Die Faschisten waren vermutlich nicht nur begeistert von Marinetti und seinem immer wieder aufblitzenden Anarchismus, aber sie tolerierten ihn und ließen ihm sogar einige Ehrungen zuteil werden. Er durfte im Ausland als Kulturbotschafter seines faschistischen Heimatlandes auftreten, und 1929 wurde er zum Mitglied der Akademie Italiens ernannt. Diese war zwar neu gegründet worden, aber eigentlich doch dieselbe Akademie, zu deren Bombardierung er in seiner Sturm-und-Drang-Zeit aufgerufen hatte.
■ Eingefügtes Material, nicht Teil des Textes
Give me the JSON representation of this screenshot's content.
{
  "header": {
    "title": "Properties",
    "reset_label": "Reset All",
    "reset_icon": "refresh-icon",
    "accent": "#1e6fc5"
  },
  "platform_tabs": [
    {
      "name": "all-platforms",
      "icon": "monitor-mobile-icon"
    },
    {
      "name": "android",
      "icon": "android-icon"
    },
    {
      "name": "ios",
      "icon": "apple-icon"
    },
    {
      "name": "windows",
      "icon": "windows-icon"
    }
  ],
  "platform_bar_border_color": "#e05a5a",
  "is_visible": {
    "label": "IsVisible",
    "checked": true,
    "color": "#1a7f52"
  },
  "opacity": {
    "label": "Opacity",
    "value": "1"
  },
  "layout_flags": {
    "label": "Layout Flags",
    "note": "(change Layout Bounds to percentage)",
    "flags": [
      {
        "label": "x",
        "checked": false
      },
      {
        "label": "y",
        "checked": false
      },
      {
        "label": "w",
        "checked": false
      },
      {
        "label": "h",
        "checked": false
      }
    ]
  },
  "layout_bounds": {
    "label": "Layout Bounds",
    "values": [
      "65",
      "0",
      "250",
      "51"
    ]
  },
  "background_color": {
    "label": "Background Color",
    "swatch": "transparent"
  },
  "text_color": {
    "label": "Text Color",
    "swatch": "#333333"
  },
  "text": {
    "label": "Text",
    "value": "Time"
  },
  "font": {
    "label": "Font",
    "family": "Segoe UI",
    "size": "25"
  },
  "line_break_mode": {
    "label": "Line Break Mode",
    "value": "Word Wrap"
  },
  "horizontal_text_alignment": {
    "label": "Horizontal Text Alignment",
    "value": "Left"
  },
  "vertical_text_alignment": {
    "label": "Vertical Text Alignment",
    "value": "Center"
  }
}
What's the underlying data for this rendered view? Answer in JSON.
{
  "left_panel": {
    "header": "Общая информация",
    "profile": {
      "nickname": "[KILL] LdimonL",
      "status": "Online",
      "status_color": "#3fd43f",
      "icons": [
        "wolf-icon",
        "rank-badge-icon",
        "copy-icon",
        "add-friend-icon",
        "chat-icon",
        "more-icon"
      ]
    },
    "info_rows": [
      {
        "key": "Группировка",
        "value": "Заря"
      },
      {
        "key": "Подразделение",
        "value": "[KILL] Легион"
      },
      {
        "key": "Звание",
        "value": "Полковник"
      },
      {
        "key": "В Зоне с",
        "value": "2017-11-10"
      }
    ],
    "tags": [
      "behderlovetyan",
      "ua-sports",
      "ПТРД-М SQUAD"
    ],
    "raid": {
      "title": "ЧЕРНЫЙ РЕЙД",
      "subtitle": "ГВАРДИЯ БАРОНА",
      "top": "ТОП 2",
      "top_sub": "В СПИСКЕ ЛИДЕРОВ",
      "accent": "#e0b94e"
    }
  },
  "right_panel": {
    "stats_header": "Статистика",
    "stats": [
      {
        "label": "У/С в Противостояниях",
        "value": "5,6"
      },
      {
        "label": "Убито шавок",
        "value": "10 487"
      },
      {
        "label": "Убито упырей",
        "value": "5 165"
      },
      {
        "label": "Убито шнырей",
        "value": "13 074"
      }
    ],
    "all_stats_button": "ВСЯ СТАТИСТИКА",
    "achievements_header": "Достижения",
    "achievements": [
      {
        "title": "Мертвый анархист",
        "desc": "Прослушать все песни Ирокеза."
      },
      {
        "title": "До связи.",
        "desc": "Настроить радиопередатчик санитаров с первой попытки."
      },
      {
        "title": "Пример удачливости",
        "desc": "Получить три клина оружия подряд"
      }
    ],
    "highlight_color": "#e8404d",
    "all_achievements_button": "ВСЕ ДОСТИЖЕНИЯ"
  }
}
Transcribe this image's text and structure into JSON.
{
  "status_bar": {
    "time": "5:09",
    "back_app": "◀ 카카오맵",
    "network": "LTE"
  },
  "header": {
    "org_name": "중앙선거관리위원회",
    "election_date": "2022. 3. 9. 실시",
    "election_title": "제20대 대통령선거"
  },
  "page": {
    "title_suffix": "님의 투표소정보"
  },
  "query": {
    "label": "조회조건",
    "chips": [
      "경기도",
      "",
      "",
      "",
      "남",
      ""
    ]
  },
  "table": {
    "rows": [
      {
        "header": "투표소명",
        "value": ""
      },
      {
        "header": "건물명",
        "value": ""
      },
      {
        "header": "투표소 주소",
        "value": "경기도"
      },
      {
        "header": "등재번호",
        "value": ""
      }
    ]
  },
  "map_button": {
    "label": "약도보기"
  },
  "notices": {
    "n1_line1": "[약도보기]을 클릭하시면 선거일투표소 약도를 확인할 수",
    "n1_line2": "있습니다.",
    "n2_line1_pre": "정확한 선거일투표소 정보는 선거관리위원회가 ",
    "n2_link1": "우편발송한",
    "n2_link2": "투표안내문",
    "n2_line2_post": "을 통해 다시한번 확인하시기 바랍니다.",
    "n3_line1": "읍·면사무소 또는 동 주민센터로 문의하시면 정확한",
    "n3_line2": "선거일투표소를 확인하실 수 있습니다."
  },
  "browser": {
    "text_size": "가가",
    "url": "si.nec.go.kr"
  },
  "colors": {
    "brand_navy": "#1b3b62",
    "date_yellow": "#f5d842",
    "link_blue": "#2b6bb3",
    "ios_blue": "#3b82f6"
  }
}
1934 stellten er und die verbliebenen oder neu hinzugekommenen Mit-Futuristen auf der Biennale in Venedig aus, in jener Stadt also, zu der ihnen 1909 vor allem eingefallen war, dass es dort „kleine, stinkende Kanäle“ gebe, „lepröse Paläste“ und „das von seiner alten Größe abgefallene venezianische Volk, morphiniert von einer ekelerregenden Feigheit und durch die Gewöhnung an seine miesen kleinen Geschäfte erniedrigt“. „Damit“, hält Christa Baumgarth lapidar fest, „war der Futurismus in jene Akademien, Bibliotheken und Museen eingezogen, deren Zerstörung er auf sein Banner geschrieben hatte.“

Marinetti hatte, wie man heute vielleicht sagen würde, den Marsch durch die Institutionen angetreten und nun erfolgreich abgeschlossen (er starb am 2. Dezember 1944 in Bellagio, nachdem er sich zuvor noch freiwillig gemeldet hatte, um gegen die Sowjetunion zu kämpfen). Das ist doch irgendwie traurig. Er selbst hatte vorausgeahnt, was kommen würde. Wenn es einmal so weit ist, schrieb er vor hundert Jahren im Figaro, „mögen andere, jüngere und tüchtigere Männer uns ruhig wie nutzlose Manuskripte in den Papierkorb werfen. Wir wünschen es so!“

Einige der Manuskripte, den Mafarka und manche der Manifeste, sollte man zum Jahrestag wieder herausholen und, je nach Laune, futuristisch rasant oder ganz in Ruhe lesen. Man muss nicht alles mögen, was Marinetti und die Futuristen geschrieben, gemalt, geformt und gezeichnet haben. Aber die Auseinandersetzung mit ihnen und ihrem Werk ist garantiert lehrreich. Und unterhaltsam ist sie natürlich auch. Langeweile ist ganz unfuturistisch.